Beneficial Effects of Fermentation of Red Chili Pepper Using Lactococcus lactis subs. Cremoris RPG-HL-0136 in High-Fat Diet-Induced Obese Mice

Red chili pepper is a beneficial natural spicy food that has antiobesity and antitype II diabetes effects, but it is not conducive to in-depth research as a dietary strategy to treat obesity. This study aims to investigate the beneficial effects of red chili pepper, fermented with a novel Lactococcus lactis subs. cremoris RPG-HL-0136. LC-MS/MS analysis is conducted to detect the content of capsaicin and dihydrocapsaicin, and no significant difference is observed between the nonfermented red chili pepper (NFP) (W/W) and the prepared L. lactis subs. cremoris RPG-HL-0136-fermented chili mixture (LFP). After establishing a high-fat diet-induced obese type II diabetic mouse model, the effects on weight gain, weight loss of liver and testicular fat, total cholesterol, triglyceride, fasting glucose, insulin, and homeostatic model assessment for insulin resistance in LFP were evaluated to be better than those in NFP following 10 weeks of interventions. All animal experiments were approved by the Institutional Animal Care and Use Committee of Xinxiang medical university. NFP and LFP could increase the expression of transient receptor potential vanilloid subfamily 1, peroxisome proliferator-activated receptor-alpha and caspase-2 in the high-fat mice. Compared with unfermented red chili pepper, the fermented red chili pepper complex significantly reduced LPS, tumor necrosis factor-alpha, and interleukin-6 in serum (P < .05).
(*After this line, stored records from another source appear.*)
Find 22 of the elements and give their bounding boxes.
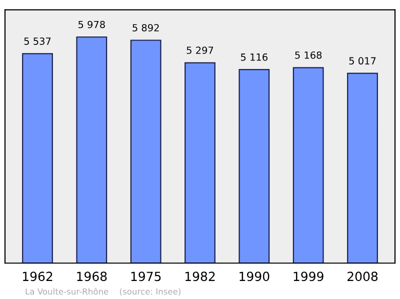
data-label: 5 116 [241,53,268,61]
x-tick-label: 1990 [240,272,270,282]
x-tick-label: 1982 [185,272,215,282]
data-label: 5 892 [132,24,159,32]
data-label: 5 537 [24,38,51,45]
x-tick-label: 1999 [294,272,324,282]
text: La Voulte-sur-Rhône (source: Insee) [26,288,180,296]
data-label: 5 168 [295,51,322,59]
bar [184,62,216,264]
x-tick-label: 1968 [77,272,107,282]
x-tick-label: 1962 [22,272,52,282]
bar [347,72,378,264]
data-label: 5 017 [349,57,376,65]
x-tick-label: 2008 [348,272,378,282]
bar [292,67,324,264]
data-label: 5 297 [186,46,214,54]
bar [238,69,270,264]
data-label: 5 978 [78,20,105,28]
bar [22,53,53,264]
bar [76,36,108,264]
bar [130,40,162,264]
x-tick-label: 1975 [131,272,161,282]
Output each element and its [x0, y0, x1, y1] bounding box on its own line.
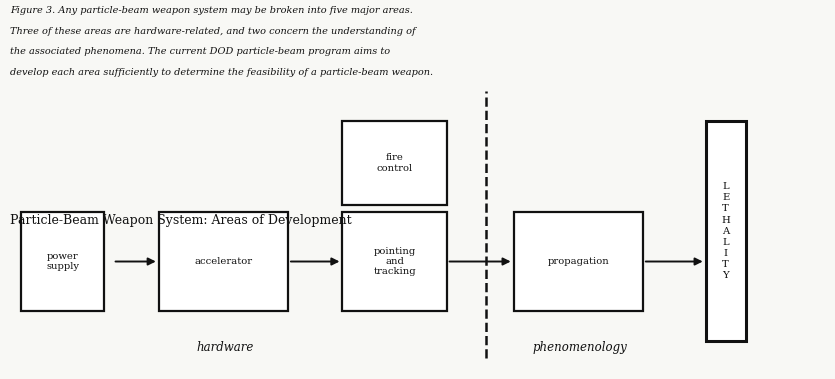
Text: the associated phenomena. The current DOD particle-beam program aims to: the associated phenomena. The current DO… [10, 47, 390, 56]
Text: develop each area sufficiently to determine the feasibility of a particle-beam w: develop each area sufficiently to determ… [10, 68, 433, 77]
Text: L
E
T
H
A
L
I
T
Y: L E T H A L I T Y [721, 182, 730, 280]
Bar [159, 212, 288, 311]
Bar [342, 121, 447, 205]
Text: Particle-Beam Weapon System: Areas of Development: Particle-Beam Weapon System: Areas of De… [10, 214, 352, 227]
Text: fire
control: fire control [377, 153, 412, 173]
Bar [514, 212, 643, 311]
Text: Three of these areas are hardware-related, and two concern the understanding of: Three of these areas are hardware-relate… [10, 27, 416, 36]
Text: Figure 3. Any particle-beam weapon system may be broken into five major areas.: Figure 3. Any particle-beam weapon syste… [10, 6, 412, 15]
Text: accelerator: accelerator [195, 257, 252, 266]
Text: power
supply: power supply [46, 252, 79, 271]
Bar [21, 212, 104, 311]
Text: hardware: hardware [197, 341, 254, 354]
Text: phenomenology: phenomenology [533, 341, 628, 354]
Text: propagation: propagation [548, 257, 609, 266]
Bar [342, 212, 447, 311]
Text: pointing
and
tracking: pointing and tracking [373, 247, 416, 276]
Bar [706, 121, 746, 341]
Intake of LFP significantly increased the expression of claudin-1 and occludin in the colon of the high-fat mice (P < .05), and there was no damage to the stomach and colon. This study provides scientific evidence that red chili pepper, fermented with L. lactis subs. cremoris RPG-HL-0136, may be beneficial for future treatment of obesity and accompanying diabetes. (IACUC.No.XYLL-20200019).